Ratul has been recognized as an ACM Distinguished Scientist, an ACM SIGCOMM Rising Star, and a Microsoft Research Graduate Fellow. His papers have won the ACM SIGCOMM Test-of-Time Award, the IEEE William R. Bennett Prize, the ACM SIGCOMM Best Paper Awards (twice), and the HVC Best Paper Award.

A conversation with Ibrahim Gedeon, CTO at Telus, Canada

Ibrahim Gedeon, CTO at Telus, Canada

In this conversation we discuss the experience of service providers with 5G rollout and what we should expect from 6G. We discuss the climate change challenge and strategies to reduce carbon footprint. Finally we consider how 5G and 6G may be leveraged to address the United Nations Sustainable Development Goals.

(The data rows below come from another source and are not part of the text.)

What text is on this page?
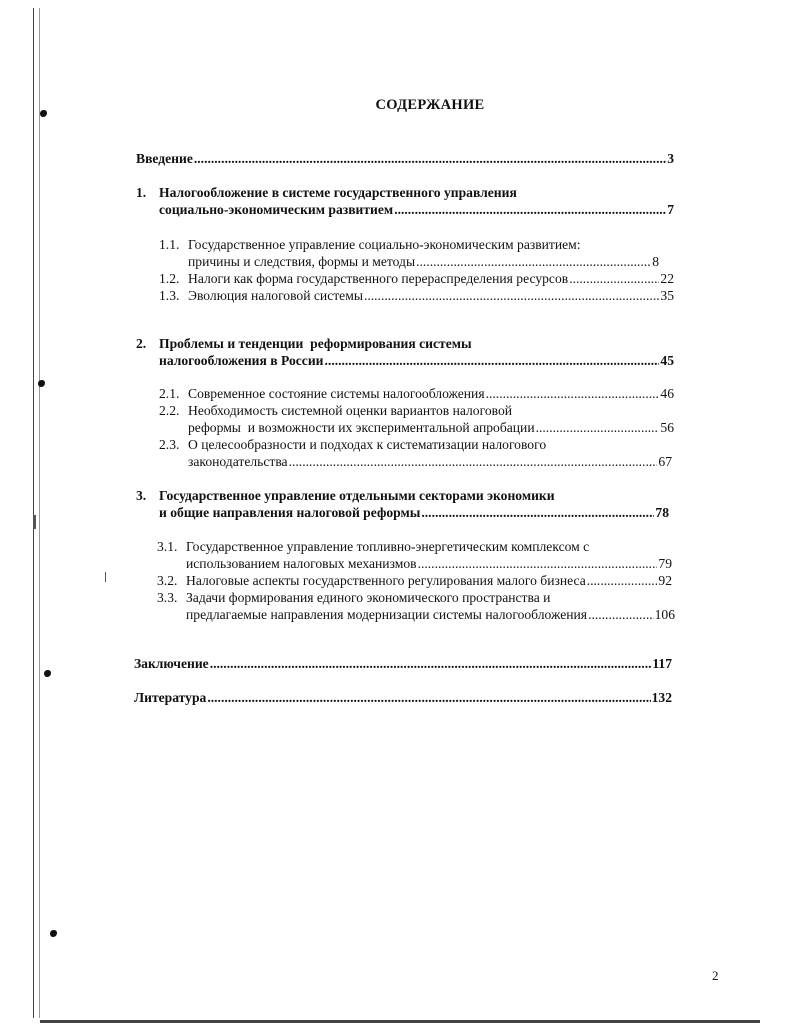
СОДЕРЖАНИЕ
Введение .....	3
1. Налогообложение в системе государственного управления
социально-экономическим развитием .....	7
1.1. Государственное управление социально-экономическим развитием:
причины и следствия, формы и методы .....	8
1.2. Налоги как форма государственного перераспределения ресурсов .....	22
1.3. Эволюция налоговой системы .....	35
2. Проблемы и тенденции  реформирования системы
налогообложения в России .....	45
2.1. Современное состояние системы налогообложения .....	46
2.2. Необходимость системной оценки вариантов налоговой
реформы  и возможности их экспериментальной апробации .....	56
2.3. О целесообразности и подходах к систематизации налогового
законодательства .....	67
3. Государственное управление отдельными секторами экономики
и общие направления налоговой реформы .....	78
3.1. Государственное управление топливно-энергетическим комплексом с
использованием налоговых механизмов .....	79
3.2. Налоговые аспекты государственного регулирования малого бизнеса .....	92
3.3. Задачи формирования единого экономического пространства и
предлагаемые направления модернизации системы налогообложения .....	106
Заключение .....	117
Литература .....	132
2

Ibrahim Gedeon has built a career in telecommunications by combining insight and skill as an applied scientist with a collaborative approach to leadership. As Chief Technology Officer for TELUS, a leading telecommunications company in Canada, he is responsible for innovation, technology development and strategy. Under Ibrahim’s leadership, the TELUS broadband network has been independently awarded as one of the best in the world.

Ibrahim is a passionate collaborator with industry partners to advance social capital and purpose. He serves on the boards of the Digital Identification and Authentication Council of Canada, the Next Generation Mobile Networks Alliance, the Alliance for Telecommunications Industry Solutions and the Institute for Communication Technology Management. In addition to his industry leadership roles, Ibrahim is a Fellow of both the IEEE and the Canadian Academy of Engineering, recognition for significant contributions to the field of engineering. He has been awarded many accolades for his leadership and industry contributions, and is deeply passionate about promoting diversity & inclusion and early career growth, having developed TELUS’ Graduate Technology Leadership Program. He is also a frequent executive sponsor of Women in STEM events across the company, nationally, and on a global level.

Ibrahim holds a Bachelor's degree in Electrical Engineering from the American University of Beirut, a Master’s in Electronics Engineering from Carleton University and an Honorary Doctor of Laws degree from the University of British Columbia. He is passionate about supporting engaged, high-performing teams to innovate and move technology forward.